On axis with the main living rooms on the north side is a walk linked to a Pan statue, backed by an avenue of Italian cypress. Extending to the east is a curving Corinthian order cast-cement colonnade which may have served to train roses or vines. This leads to the extensive lawn on the east of the house. Near the house, on the north, are: a silver birch copse, the oaks, an old hawthorn and a holly leading to the curving gravelled drive. Along the drive are variegated pittosporums, wax bush, Mexican sage with the frequency of native planting increasing in the north and west directions. To the east of the house is an extensive terraced lawn extending east to a ha-ha which conceals the fence securing the stock in the distant paddock. Planting around the lawn perimeter includes yew, poplar and a chestnut tree.

Context
Part of a group of large houses in rural and extensively landscaped settings which emanated from the period 1920-40s.
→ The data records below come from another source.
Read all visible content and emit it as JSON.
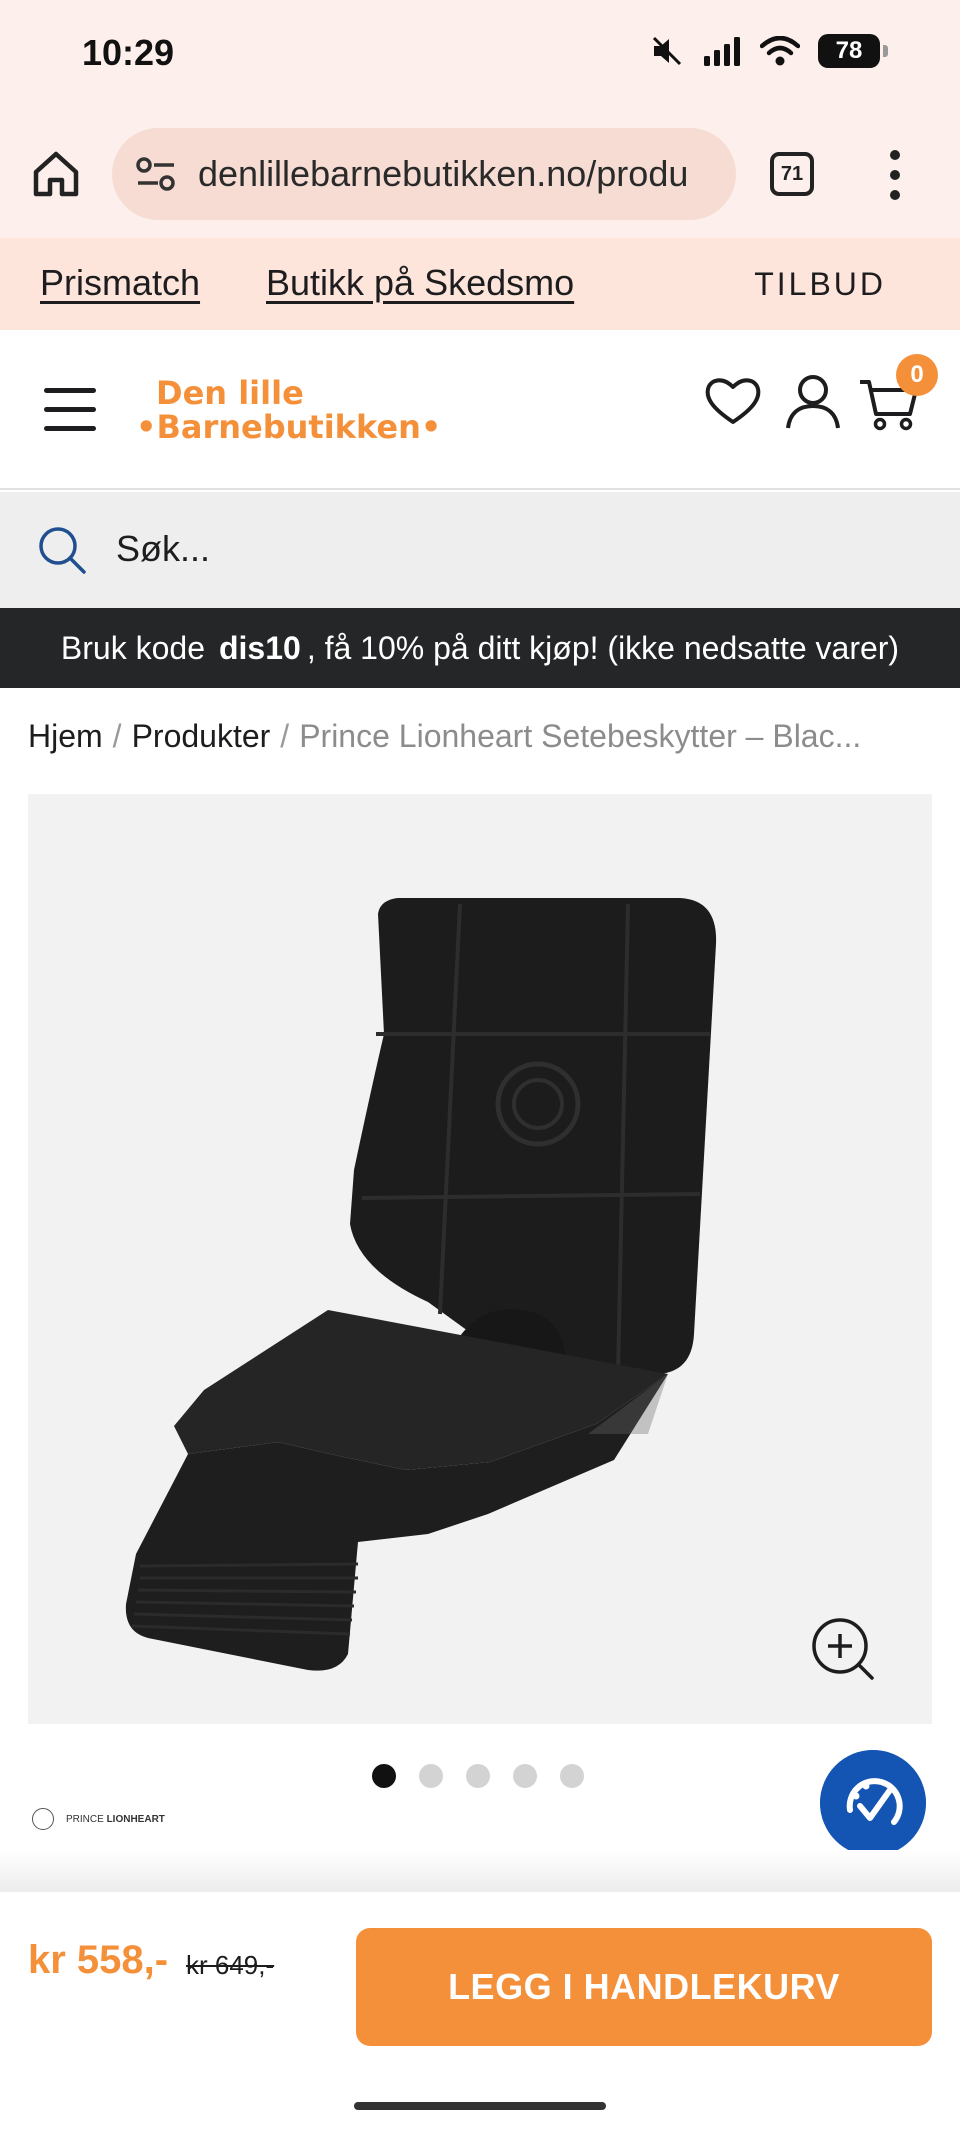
{
  "status_bar": {
    "time": "10:29",
    "battery": "78"
  },
  "browser": {
    "url": "denlillebarnebutikken.no/produ",
    "tab_count": "71"
  },
  "promo_nav": {
    "prismatch": "Prismatch",
    "store": "Butikk på Skedsmo",
    "offers": "TILBUD"
  },
  "header": {
    "logo_line1": "Den lille",
    "logo_line2": "•Barnebutikken•",
    "cart_count": "0"
  },
  "search": {
    "placeholder": "Søk..."
  },
  "announcement": {
    "prefix": "Bruk kode",
    "code": "dis10",
    "suffix": ", få 10% på ditt kjøp! (ikke nedsatte varer)"
  },
  "breadcrumb": {
    "home": "Hjem",
    "products": "Produkter",
    "current": "Prince Lionheart Setebeskytter – Blac...",
    "separator": "/"
  },
  "gallery": {
    "dot_count": 5,
    "active_dot": 1
  },
  "brand": {
    "name_light": "PRINCE",
    "name_bold": "LIONHEART"
  },
  "purchase": {
    "price": "kr 558,-",
    "old_price": "kr 649,-",
    "add_to_cart": "LEGG I HANDLEKURV"
  },
  "colors": {
    "accent": "#f5903a",
    "announce_bg": "#252628",
    "fab": "#1455b4",
    "promo_bg": "#fde5db"
  }
}
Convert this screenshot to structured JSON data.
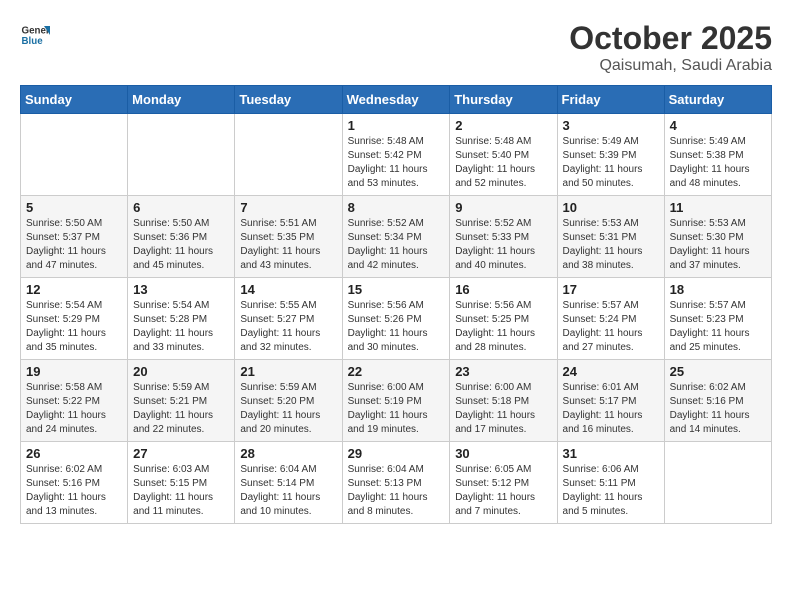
{
  "logo": {
    "line1": "General",
    "line2": "Blue"
  },
  "title": "October 2025",
  "location": "Qaisumah, Saudi Arabia",
  "days_header": [
    "Sunday",
    "Monday",
    "Tuesday",
    "Wednesday",
    "Thursday",
    "Friday",
    "Saturday"
  ],
  "weeks": [
    [
      {
        "day": "",
        "info": ""
      },
      {
        "day": "",
        "info": ""
      },
      {
        "day": "",
        "info": ""
      },
      {
        "day": "1",
        "info": "Sunrise: 5:48 AM\nSunset: 5:42 PM\nDaylight: 11 hours\nand 53 minutes."
      },
      {
        "day": "2",
        "info": "Sunrise: 5:48 AM\nSunset: 5:40 PM\nDaylight: 11 hours\nand 52 minutes."
      },
      {
        "day": "3",
        "info": "Sunrise: 5:49 AM\nSunset: 5:39 PM\nDaylight: 11 hours\nand 50 minutes."
      },
      {
        "day": "4",
        "info": "Sunrise: 5:49 AM\nSunset: 5:38 PM\nDaylight: 11 hours\nand 48 minutes."
      }
    ],
    [
      {
        "day": "5",
        "info": "Sunrise: 5:50 AM\nSunset: 5:37 PM\nDaylight: 11 hours\nand 47 minutes."
      },
      {
        "day": "6",
        "info": "Sunrise: 5:50 AM\nSunset: 5:36 PM\nDaylight: 11 hours\nand 45 minutes."
      },
      {
        "day": "7",
        "info": "Sunrise: 5:51 AM\nSunset: 5:35 PM\nDaylight: 11 hours\nand 43 minutes."
      },
      {
        "day": "8",
        "info": "Sunrise: 5:52 AM\nSunset: 5:34 PM\nDaylight: 11 hours\nand 42 minutes."
      },
      {
        "day": "9",
        "info": "Sunrise: 5:52 AM\nSunset: 5:33 PM\nDaylight: 11 hours\nand 40 minutes."
      },
      {
        "day": "10",
        "info": "Sunrise: 5:53 AM\nSunset: 5:31 PM\nDaylight: 11 hours\nand 38 minutes."
      },
      {
        "day": "11",
        "info": "Sunrise: 5:53 AM\nSunset: 5:30 PM\nDaylight: 11 hours\nand 37 minutes."
      }
    ],
    [
      {
        "day": "12",
        "info": "Sunrise: 5:54 AM\nSunset: 5:29 PM\nDaylight: 11 hours\nand 35 minutes."
      },
      {
        "day": "13",
        "info": "Sunrise: 5:54 AM\nSunset: 5:28 PM\nDaylight: 11 hours\nand 33 minutes."
      },
      {
        "day": "14",
        "info": "Sunrise: 5:55 AM\nSunset: 5:27 PM\nDaylight: 11 hours\nand 32 minutes."
      },
      {
        "day": "15",
        "info": "Sunrise: 5:56 AM\nSunset: 5:26 PM\nDaylight: 11 hours\nand 30 minutes."
      },
      {
        "day": "16",
        "info": "Sunrise: 5:56 AM\nSunset: 5:25 PM\nDaylight: 11 hours\nand 28 minutes."
      },
      {
        "day": "17",
        "info": "Sunrise: 5:57 AM\nSunset: 5:24 PM\nDaylight: 11 hours\nand 27 minutes."
      },
      {
        "day": "18",
        "info": "Sunrise: 5:57 AM\nSunset: 5:23 PM\nDaylight: 11 hours\nand 25 minutes."
      }
    ],
    [
      {
        "day": "19",
        "info": "Sunrise: 5:58 AM\nSunset: 5:22 PM\nDaylight: 11 hours\nand 24 minutes."
      },
      {
        "day": "20",
        "info": "Sunrise: 5:59 AM\nSunset: 5:21 PM\nDaylight: 11 hours\nand 22 minutes."
      },
      {
        "day": "21",
        "info": "Sunrise: 5:59 AM\nSunset: 5:20 PM\nDaylight: 11 hours\nand 20 minutes."
      },
      {
        "day": "22",
        "info": "Sunrise: 6:00 AM\nSunset: 5:19 PM\nDaylight: 11 hours\nand 19 minutes."
      },
      {
        "day": "23",
        "info": "Sunrise: 6:00 AM\nSunset: 5:18 PM\nDaylight: 11 hours\nand 17 minutes."
      },
      {
        "day": "24",
        "info": "Sunrise: 6:01 AM\nSunset: 5:17 PM\nDaylight: 11 hours\nand 16 minutes."
      },
      {
        "day": "25",
        "info": "Sunrise: 6:02 AM\nSunset: 5:16 PM\nDaylight: 11 hours\nand 14 minutes."
      }
    ],
    [
      {
        "day": "26",
        "info": "Sunrise: 6:02 AM\nSunset: 5:16 PM\nDaylight: 11 hours\nand 13 minutes."
      },
      {
        "day": "27",
        "info": "Sunrise: 6:03 AM\nSunset: 5:15 PM\nDaylight: 11 hours\nand 11 minutes."
      },
      {
        "day": "28",
        "info": "Sunrise: 6:04 AM\nSunset: 5:14 PM\nDaylight: 11 hours\nand 10 minutes."
      },
      {
        "day": "29",
        "info": "Sunrise: 6:04 AM\nSunset: 5:13 PM\nDaylight: 11 hours\nand 8 minutes."
      },
      {
        "day": "30",
        "info": "Sunrise: 6:05 AM\nSunset: 5:12 PM\nDaylight: 11 hours\nand 7 minutes."
      },
      {
        "day": "31",
        "info": "Sunrise: 6:06 AM\nSunset: 5:11 PM\nDaylight: 11 hours\nand 5 minutes."
      },
      {
        "day": "",
        "info": ""
      }
    ]
  ]
}
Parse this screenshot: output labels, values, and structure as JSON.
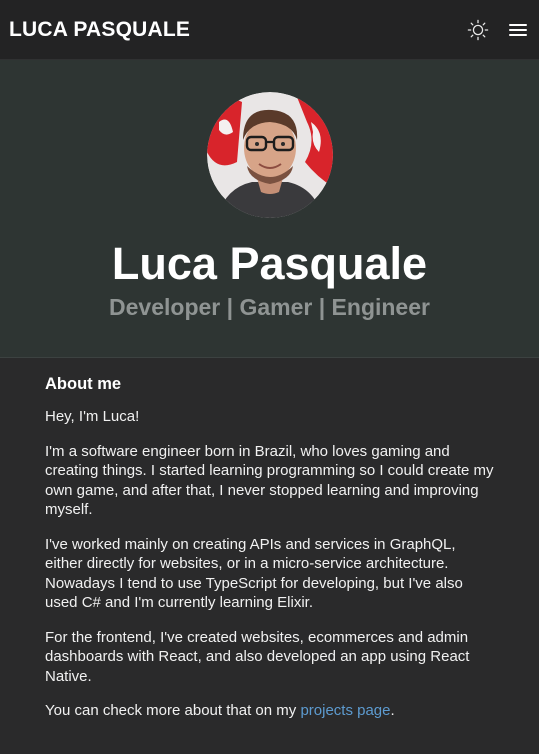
{
  "header": {
    "brand": "LUCA PASQUALE",
    "theme_toggle_icon": "sun-icon",
    "menu_icon": "hamburger-menu-icon"
  },
  "hero": {
    "avatar_icon": "avatar-photo",
    "name": "Luca Pasquale",
    "tagline": "Developer | Gamer | Engineer"
  },
  "about": {
    "title": "About me",
    "greeting": "Hey, I'm Luca!",
    "paragraph_1": "I'm a software engineer born in Brazil, who loves gaming and creating things. I started learning programming so I could create my own game, and after that, I never stopped learning and improving myself.",
    "paragraph_2": "I've worked mainly on creating APIs and services in GraphQL, either directly for websites, or in a micro-service architecture. Nowadays I tend to use TypeScript for developing, but I've also used C# and I'm currently learning Elixir.",
    "paragraph_3": "For the frontend, I've created websites, ecommerces and admin dashboards with React, and also developed an app using React Native.",
    "closing_prefix": "You can check more about that on my ",
    "projects_link": "projects page",
    "closing_suffix": "."
  },
  "colors": {
    "background": "#2a2a2b",
    "header": "#232324",
    "hero": "#2e3533",
    "tagline": "#8f9493",
    "link": "#5d9bd0"
  }
}
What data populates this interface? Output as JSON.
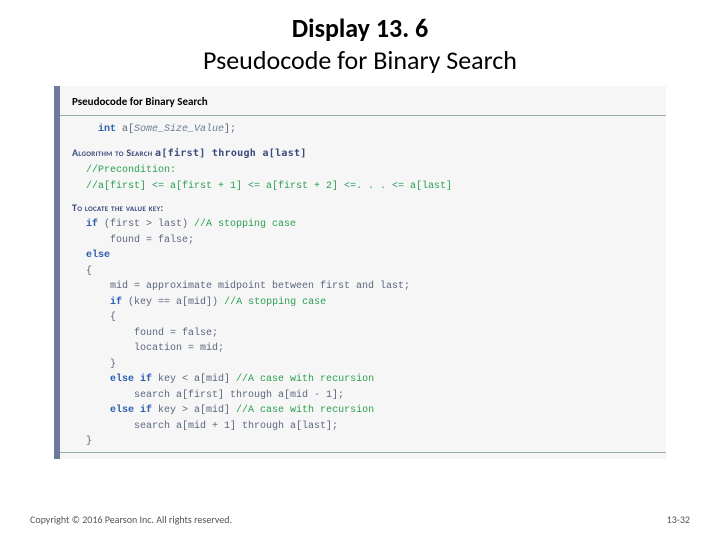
{
  "title": {
    "line1": "Display 13. 6",
    "line2": "Pseudocode for Binary Search"
  },
  "figure": {
    "caption": "Pseudocode for Binary Search",
    "decl": "int a[Some_Size_Value];",
    "algo_header_prefix": "Algorithm to Search ",
    "algo_header_code": "a[first] through a[last]",
    "precond1": "//Precondition:",
    "precond2": "//a[first] <= a[first + 1] <= a[first + 2] <=. . . <= a[last]",
    "locate_header": "To locate the value key:",
    "line_if": "if (first > last) ",
    "line_if_cm": "//A stopping case",
    "line_found_false1": "    found = false;",
    "line_else": "else",
    "line_ob": "{",
    "line_mid": "    mid = approximate midpoint between first and last;",
    "line_ifkey": "    if (key == a[mid]) ",
    "line_ifkey_cm": "//A stopping case",
    "line_ob2": "    {",
    "line_found_false2": "        found = false;",
    "line_loc": "        location = mid;",
    "line_cb2": "    }",
    "line_elif1": "    else if key < a[mid] ",
    "line_elif1_cm": "//A case with recursion",
    "line_search1": "        search a[first] through a[mid - 1];",
    "line_elif2": "    else if key > a[mid] ",
    "line_elif2_cm": "//A case with recursion",
    "line_search2": "        search a[mid + 1] through a[last];",
    "line_cb": "}"
  },
  "footer": {
    "copyright": "Copyright © 2016 Pearson Inc. All rights reserved.",
    "page": "13-32"
  }
}
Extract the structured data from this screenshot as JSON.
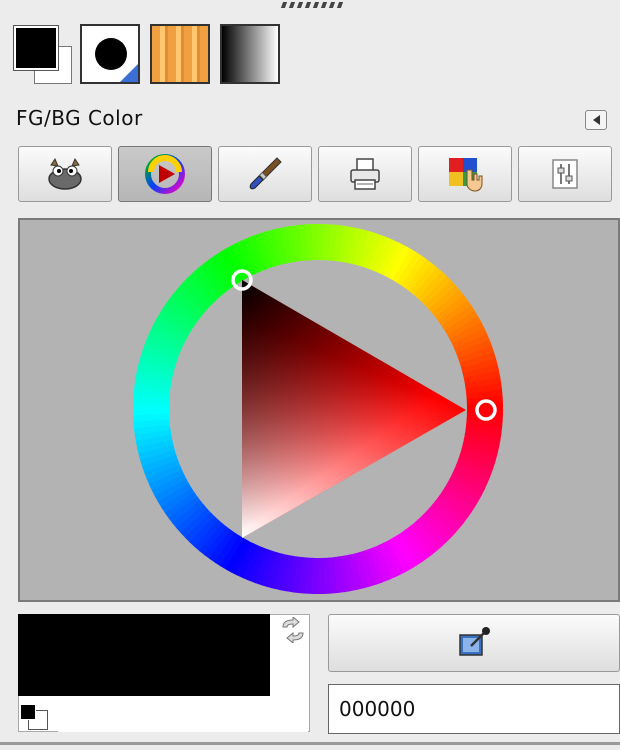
{
  "dock": {
    "title": "FG/BG Color",
    "menu_button_icon": "triangle-left-icon"
  },
  "toolbar_thumbs": [
    {
      "name": "fg-bg-color-indicator",
      "icon": "fg-bg-swatch-icon"
    },
    {
      "name": "brush-preview",
      "icon": "brush-circle-icon"
    },
    {
      "name": "pattern-preview",
      "icon": "wood-pattern-icon"
    },
    {
      "name": "gradient-preview",
      "icon": "black-white-gradient-icon"
    }
  ],
  "selector_tabs": [
    {
      "icon": "gimp-wilber-icon",
      "active": false
    },
    {
      "icon": "color-wheel-icon",
      "active": true
    },
    {
      "icon": "paintbrush-icon",
      "active": false
    },
    {
      "icon": "printer-cmyk-icon",
      "active": false
    },
    {
      "icon": "color-history-hand-icon",
      "active": false
    },
    {
      "icon": "sliders-icon",
      "active": false
    }
  ],
  "colors": {
    "foreground": "#000000",
    "background": "#ffffff",
    "hue_selected": "#ff0000"
  },
  "hex": {
    "value": "000000"
  },
  "buttons": {
    "swap_icon": "swap-arrows-icon",
    "color_picker_icon": "eyedropper-icon"
  }
}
Significance – Study Grading B
Architecturally, this is a large rural complex which falls essentially within one concept, apparently influenced by new American house design trends brought to Australia by travelling architects such as Oswald McCutcheon. It has few equals, given the size, courtyard layout, conceptual integrity and era of the complex and, in particular, its notable landscape setting: of regional importance.

Historically, occupied by the two exemplars of Frankston's history, an orchardist family and that if a wealthy Melbourne-based professional: of local importance and regional interest.


NOTES
1 RB1919-20, 1765; ER 1912
2 Present owner, pers.com
3 RB1920-21, 1871
4 Ibid.
5 RB1929-30, 2199
6 RB1933-34,3070;Harriet Lester (nee Cook) pers.com.;ER1937
7 RB1935-6,3050,£25 nav INCREASE (50%); PERS.COM Rollo Moore agent for present owner - BSM do not have drawings; Harriet Lester (nee Cook) pers.com
8 Ibid.
9 Harriet Lester pers.com.
10 Ibid.
11 Ibid.
12 RB1950-1,3691; RB1949-50,5856;RB1948-9,3076 ref. to permit; RB1947-8,5113;RB1952-3,3822
13 Harriet Lester pers.com
14 Harriet Lester pers.com
15 BWWA 1974 p.66
16 RB 1953-4, 4123; ER1973
17 ER1967, ER1973
18 Although this was not perpetuated by John Butler's 1950s extension design.
19 Added c1961 for the wedding of a Cook daughter.